Danville Express

Column - December 21, 2007

Diablo Views: Demise of the yule log

by Dolores Fox Ciardelli

"Chestnuts roasting on an open fire," croons Bing Crosby every Christmastime. Well, bada Bing! I have a question for you: Can one roast chestnuts on a gas fire? I fear the answer would be a big N-O. Yet another tradition now a thing of the past.

We replaced our fireplace with gas about 10 years ago. It was my husband Jim's idea actually, once he caught on to the fact that one could have a beautiful roaring fire without hauling in the wood and kindling, rolling the newspapers tightly, placing everything just so and babying it until it caught. This was his job, a "man" job. My job was to make sure we had wood. Our Livorna Swim Team used to sell it by the half-cord; later I bought it in big handy boxes from Safeway. I also got to do the cleanup.

The biggest downside of the "real" fire was that it would be burning beautifully in our living room but we would want to do something else in another room, like watch TV in the family room, or do something in the kitchen, or go to bed. Often, knowing we would only be in the living room for an hour or so, we wouldn't light a fire, although we really wanted one on cold winter afternoons or evenings. Now we just switch our gas fireplace on and off at will. Got a half hour? Pull up in front of the fireplace and enjoy a cup of tea.

There are times when a real fire is important. Such as for burning things. I remember when I was a teenager and had a painful breakup with a boyfriend. I carried a shoebox filled with his letters into the living room, sat on the floor in front of the fireplace and, one by one, watched his false declarations of love go up in flames. The finality of it - and the twisting and distorting of the pages as they turned into ashes - was strangely satisfying. I guess these days, teenagers sit on the floor in front of their family's paper shredder and watch their letters get sliced into oblivion.

Now that wood-burning fireplaces are discouraged, and in many places outlawed, due to environmental concerns, what has happened to the traditional yule log? Jim and our son Pepe used to take great care in picking the biggest, best-shaped log in the woodpile for this honor each Christmas Eve, which they would manfully bring into the house while our young daughter Zoe and I oohed and aahed.

We have a yule log is our office right now that was decorated by a Boy Scout as a fundraiser. It looks lovely, adorned by real holly with berries and pine branches and a scroll explaining the history of the yule log, but what will be its fate come Christmas? At one time, the decorations would have been removed and it would have had the place of honor in the fireplace. Now yule logs burn during the Christmas season only on our TV screens.

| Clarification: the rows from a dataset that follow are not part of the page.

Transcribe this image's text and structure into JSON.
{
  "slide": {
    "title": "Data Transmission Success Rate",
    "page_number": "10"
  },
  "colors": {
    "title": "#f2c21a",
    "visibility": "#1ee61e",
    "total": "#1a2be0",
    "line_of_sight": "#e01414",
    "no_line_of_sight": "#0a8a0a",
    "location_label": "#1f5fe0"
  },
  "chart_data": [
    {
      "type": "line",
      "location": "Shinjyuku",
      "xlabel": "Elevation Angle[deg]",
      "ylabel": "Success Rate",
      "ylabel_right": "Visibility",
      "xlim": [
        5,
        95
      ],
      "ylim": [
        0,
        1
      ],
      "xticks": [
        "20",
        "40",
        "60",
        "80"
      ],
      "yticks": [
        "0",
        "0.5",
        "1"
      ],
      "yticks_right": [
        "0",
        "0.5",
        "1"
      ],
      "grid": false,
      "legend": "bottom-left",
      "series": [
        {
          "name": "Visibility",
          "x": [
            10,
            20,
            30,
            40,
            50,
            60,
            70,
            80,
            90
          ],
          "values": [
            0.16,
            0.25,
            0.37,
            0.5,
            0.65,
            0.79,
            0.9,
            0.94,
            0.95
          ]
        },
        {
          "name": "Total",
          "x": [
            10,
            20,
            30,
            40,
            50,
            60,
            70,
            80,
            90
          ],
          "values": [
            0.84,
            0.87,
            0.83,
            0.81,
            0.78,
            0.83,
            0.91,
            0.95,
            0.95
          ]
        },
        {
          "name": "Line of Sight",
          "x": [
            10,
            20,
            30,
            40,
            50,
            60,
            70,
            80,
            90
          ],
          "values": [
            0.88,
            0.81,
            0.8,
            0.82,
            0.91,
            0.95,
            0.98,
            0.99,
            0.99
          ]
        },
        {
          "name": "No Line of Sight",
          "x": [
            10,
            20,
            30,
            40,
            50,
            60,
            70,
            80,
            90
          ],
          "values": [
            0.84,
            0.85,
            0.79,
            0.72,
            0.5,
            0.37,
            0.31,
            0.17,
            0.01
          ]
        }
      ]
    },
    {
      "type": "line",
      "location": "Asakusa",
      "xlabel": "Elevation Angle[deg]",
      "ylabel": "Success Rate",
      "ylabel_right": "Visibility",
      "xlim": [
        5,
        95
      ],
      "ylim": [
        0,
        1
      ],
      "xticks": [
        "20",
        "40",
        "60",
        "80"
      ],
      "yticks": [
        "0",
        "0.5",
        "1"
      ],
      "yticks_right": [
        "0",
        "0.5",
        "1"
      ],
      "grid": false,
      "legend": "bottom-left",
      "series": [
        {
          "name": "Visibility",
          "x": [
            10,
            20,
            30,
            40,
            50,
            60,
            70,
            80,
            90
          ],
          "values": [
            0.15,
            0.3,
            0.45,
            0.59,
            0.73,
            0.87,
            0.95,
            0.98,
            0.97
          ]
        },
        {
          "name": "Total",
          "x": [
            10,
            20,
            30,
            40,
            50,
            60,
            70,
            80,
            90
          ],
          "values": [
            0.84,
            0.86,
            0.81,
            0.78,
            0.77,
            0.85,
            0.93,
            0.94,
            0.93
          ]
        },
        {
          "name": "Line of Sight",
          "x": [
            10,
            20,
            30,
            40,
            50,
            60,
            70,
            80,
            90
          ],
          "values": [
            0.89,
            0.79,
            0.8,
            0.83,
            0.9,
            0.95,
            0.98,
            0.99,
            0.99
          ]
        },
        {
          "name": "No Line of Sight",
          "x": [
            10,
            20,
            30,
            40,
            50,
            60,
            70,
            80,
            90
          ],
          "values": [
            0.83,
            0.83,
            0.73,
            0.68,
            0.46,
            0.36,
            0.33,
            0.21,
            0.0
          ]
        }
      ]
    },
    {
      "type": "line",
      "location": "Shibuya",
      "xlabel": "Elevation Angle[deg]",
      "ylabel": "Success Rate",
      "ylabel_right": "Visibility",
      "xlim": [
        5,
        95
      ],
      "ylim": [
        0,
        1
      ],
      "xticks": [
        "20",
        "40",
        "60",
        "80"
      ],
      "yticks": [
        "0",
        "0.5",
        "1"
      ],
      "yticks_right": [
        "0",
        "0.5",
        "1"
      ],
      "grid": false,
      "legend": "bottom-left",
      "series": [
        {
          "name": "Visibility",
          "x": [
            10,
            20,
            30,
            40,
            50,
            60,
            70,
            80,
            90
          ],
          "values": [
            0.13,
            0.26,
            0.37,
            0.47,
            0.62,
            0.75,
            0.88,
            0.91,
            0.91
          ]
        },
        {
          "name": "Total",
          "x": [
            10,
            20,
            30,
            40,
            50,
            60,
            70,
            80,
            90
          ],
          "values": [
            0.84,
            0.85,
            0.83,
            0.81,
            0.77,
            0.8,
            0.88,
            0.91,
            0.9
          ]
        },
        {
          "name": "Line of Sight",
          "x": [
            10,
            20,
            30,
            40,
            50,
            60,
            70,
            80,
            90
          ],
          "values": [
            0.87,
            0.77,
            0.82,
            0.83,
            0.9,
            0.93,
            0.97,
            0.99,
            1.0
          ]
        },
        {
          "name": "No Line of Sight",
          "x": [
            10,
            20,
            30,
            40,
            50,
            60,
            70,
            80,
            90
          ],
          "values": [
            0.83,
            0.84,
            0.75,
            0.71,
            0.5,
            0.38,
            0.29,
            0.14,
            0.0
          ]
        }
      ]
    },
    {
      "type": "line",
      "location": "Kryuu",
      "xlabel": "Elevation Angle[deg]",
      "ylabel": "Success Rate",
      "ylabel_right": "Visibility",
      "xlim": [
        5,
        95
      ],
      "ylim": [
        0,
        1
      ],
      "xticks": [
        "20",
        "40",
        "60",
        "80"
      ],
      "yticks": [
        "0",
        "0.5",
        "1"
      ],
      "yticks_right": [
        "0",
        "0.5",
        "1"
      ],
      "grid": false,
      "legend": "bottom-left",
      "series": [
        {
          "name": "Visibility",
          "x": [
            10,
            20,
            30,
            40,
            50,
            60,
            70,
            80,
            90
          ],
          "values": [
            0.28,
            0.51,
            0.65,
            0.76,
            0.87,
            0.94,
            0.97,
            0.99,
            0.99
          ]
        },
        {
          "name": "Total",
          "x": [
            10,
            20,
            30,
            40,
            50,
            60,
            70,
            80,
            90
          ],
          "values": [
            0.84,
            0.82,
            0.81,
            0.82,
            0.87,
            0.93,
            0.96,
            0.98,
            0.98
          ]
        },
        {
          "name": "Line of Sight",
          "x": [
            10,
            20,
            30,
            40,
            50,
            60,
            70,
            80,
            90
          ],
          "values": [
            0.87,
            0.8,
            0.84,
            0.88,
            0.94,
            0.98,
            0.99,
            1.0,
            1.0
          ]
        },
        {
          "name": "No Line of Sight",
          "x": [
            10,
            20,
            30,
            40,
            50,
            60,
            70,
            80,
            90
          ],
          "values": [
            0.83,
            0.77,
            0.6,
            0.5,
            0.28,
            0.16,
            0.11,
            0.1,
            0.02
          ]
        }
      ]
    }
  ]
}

We installed our gas fireplace shortly before Thanksgiving and were looking forward to Pepe's reaction when he came to dinner from his home in San Francisco. We had the fire burning from the time our guests arrived and all through dinner and no one said a word. Finally, as half of us still sat at the table but Pepe perched on a footstool to warm himself by the fire, Jim asked him if it needed another log. He glanced over and said, no, it looked fine. Perhaps he was distracted by the girlfriend he had brought to dinner. Jim asked him to look harder. And then - the outrage! The scorn! "But you taught me to build a fire!" he railed at Jim. "It was an important lesson - to be a man!" Gee, said Jim, he didn't know Pepe had been listening.

Now Pepe lives in Berlin, where chestnuts are roasting over coals on street corners and at the Christmas markets, to be savored along with the hot mulled wine. I don't think we could roast them in our gas fireplace - but then, to tell the truth, we never did.